Tuttavia la soglia dei 3.000 kilowatt, guardando fuori dai nostri confini, è del tutto variabile. In Austria, ad esempio, è considerata “piccola” una centrale con potenza inferiore a 10.000 kilowatt. Spostare la soglia però non è detto fatto: in Italia questo parametro è definito da leggi nazionali. E nessuno finora ha verificato se le nostre competenze abbiano la forza di cambiarlo. Lo vedremo presto.

Sullo sfondo, intanto, continua anche la partita delle grandi concessioni idroelettriche.

Nel nostro racconto eravamo rimasti al governo che impugna la legge approvata lo scorso ottobre. E alla valutazione di una sostanziale debolezza delle contestazioni fatte alla nostra norma.

Purtroppo la giunta ci ha messo del suo.

Nel tentativo di evitare lo scontro in Corte Costituzionale, il governo provinciale ha proposto alcune modifiche alla legge suddetta che teoricamente dovevano disinnescare il ricorso.

Piccolo problema: alcune di queste modifiche gridano vendetta al cielo.
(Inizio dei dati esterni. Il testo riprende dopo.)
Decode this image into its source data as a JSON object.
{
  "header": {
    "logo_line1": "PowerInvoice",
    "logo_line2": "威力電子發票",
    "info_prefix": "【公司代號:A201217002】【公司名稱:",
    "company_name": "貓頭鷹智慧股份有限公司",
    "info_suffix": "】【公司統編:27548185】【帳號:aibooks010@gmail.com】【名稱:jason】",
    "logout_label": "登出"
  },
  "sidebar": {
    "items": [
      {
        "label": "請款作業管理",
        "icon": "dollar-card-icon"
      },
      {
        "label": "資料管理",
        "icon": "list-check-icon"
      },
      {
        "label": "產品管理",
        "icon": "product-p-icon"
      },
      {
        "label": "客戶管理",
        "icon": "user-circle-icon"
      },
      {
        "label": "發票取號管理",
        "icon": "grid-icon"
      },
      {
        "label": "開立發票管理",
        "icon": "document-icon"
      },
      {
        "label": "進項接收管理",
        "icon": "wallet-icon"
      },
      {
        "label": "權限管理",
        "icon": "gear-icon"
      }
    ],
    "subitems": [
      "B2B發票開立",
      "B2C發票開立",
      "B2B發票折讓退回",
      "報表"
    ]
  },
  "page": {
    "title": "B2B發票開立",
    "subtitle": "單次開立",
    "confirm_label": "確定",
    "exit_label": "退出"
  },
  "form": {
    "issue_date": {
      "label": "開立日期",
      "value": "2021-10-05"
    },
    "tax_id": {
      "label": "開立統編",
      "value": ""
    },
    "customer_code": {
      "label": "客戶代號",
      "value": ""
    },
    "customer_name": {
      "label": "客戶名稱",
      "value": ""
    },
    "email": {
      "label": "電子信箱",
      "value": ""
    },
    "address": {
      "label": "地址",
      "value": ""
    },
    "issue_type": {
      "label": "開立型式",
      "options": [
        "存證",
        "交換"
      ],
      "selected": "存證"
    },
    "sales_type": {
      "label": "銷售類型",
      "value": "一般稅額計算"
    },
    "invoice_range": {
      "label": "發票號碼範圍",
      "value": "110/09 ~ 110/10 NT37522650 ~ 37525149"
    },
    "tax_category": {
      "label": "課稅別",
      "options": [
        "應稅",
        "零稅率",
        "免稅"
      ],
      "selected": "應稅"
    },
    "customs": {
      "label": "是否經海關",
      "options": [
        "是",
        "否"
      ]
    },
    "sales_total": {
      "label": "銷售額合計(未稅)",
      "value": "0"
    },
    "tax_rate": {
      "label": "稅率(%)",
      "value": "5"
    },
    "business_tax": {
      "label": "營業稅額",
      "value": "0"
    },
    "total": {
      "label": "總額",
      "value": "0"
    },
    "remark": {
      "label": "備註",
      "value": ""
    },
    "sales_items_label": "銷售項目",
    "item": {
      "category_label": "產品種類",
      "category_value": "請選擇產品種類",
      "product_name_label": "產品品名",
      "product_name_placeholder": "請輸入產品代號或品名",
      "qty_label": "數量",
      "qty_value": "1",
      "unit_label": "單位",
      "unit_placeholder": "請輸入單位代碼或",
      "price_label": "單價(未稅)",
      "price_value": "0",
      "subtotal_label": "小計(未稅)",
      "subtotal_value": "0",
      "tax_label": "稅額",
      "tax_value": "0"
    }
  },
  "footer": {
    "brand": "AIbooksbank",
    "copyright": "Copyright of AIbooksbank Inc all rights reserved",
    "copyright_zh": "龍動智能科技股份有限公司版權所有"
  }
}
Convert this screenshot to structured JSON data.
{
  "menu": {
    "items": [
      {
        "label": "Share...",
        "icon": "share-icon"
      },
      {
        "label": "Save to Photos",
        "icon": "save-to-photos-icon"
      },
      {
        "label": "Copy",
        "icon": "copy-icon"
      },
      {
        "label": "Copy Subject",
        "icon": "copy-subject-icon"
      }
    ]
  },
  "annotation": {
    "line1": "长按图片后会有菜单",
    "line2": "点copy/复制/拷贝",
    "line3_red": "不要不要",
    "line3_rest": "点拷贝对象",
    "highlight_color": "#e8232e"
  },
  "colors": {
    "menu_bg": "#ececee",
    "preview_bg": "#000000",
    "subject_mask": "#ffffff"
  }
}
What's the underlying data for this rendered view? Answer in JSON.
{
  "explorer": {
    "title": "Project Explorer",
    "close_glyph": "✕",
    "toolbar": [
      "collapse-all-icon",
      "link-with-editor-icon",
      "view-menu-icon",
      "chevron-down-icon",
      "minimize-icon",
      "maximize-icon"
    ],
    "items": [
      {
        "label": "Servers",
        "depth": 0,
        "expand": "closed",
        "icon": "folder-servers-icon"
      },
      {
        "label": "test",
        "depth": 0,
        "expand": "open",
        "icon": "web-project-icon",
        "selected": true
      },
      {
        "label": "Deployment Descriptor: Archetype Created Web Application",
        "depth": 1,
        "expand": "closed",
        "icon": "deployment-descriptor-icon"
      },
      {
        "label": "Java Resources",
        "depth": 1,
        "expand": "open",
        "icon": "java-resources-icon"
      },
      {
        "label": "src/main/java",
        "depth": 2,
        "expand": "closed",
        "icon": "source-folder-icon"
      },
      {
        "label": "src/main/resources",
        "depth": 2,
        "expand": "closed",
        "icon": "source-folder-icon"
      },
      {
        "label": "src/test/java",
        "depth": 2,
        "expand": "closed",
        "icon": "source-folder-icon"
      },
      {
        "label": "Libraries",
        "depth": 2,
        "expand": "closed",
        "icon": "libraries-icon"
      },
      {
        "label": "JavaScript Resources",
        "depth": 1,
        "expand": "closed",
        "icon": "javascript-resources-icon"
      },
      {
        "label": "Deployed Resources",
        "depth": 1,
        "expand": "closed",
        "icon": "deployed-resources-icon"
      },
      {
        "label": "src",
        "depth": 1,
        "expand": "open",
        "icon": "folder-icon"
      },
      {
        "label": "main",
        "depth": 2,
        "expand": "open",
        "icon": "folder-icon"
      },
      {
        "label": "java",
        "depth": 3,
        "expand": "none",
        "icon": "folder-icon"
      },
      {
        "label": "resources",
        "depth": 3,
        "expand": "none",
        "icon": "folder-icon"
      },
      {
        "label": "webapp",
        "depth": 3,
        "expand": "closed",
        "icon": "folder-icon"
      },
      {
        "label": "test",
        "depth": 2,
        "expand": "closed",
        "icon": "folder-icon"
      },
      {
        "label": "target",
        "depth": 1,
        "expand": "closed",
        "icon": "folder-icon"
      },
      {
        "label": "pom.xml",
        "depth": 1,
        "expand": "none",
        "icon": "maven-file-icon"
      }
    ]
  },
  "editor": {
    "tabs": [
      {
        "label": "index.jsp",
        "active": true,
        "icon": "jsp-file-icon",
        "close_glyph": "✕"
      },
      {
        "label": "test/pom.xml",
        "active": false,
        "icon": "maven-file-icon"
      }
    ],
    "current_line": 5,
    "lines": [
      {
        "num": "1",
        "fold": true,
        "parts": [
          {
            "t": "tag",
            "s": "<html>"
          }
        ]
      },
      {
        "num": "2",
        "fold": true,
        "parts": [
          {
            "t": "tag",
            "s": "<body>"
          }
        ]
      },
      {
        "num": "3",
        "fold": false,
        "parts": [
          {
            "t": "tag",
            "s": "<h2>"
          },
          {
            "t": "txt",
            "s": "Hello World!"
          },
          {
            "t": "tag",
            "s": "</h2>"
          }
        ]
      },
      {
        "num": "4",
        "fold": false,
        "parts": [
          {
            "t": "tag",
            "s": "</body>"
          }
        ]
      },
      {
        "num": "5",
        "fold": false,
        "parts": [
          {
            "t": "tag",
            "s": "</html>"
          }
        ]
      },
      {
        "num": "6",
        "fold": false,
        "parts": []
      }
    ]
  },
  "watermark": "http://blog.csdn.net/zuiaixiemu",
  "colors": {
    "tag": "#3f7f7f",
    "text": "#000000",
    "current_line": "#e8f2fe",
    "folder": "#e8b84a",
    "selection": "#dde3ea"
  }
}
E non sono nemmeno modifiche richieste direttamente dall’impugnativa. Ma sono pericolosissime.

Una di queste abolisce il divieto - finora esistente - di partecipare alle gare a soggetti che abbiano in passato subito una revoca di concessione. Insomma, potranno partecipare anche imprese che hanno fatto un gran casino e per questo gli è stata revocata una concessione.

Altre riguardano i requisiti di chi si propone per gestire le nostre centrali. In particolare vengono eliminati requisiti relativi al personale tecnico che una società dovrebbe avere alle proprie dipendenze dirette (e quindi potenzialmente una società potrebbe vincere la gara e affidare il lavoro concreto a personale in outsourcing).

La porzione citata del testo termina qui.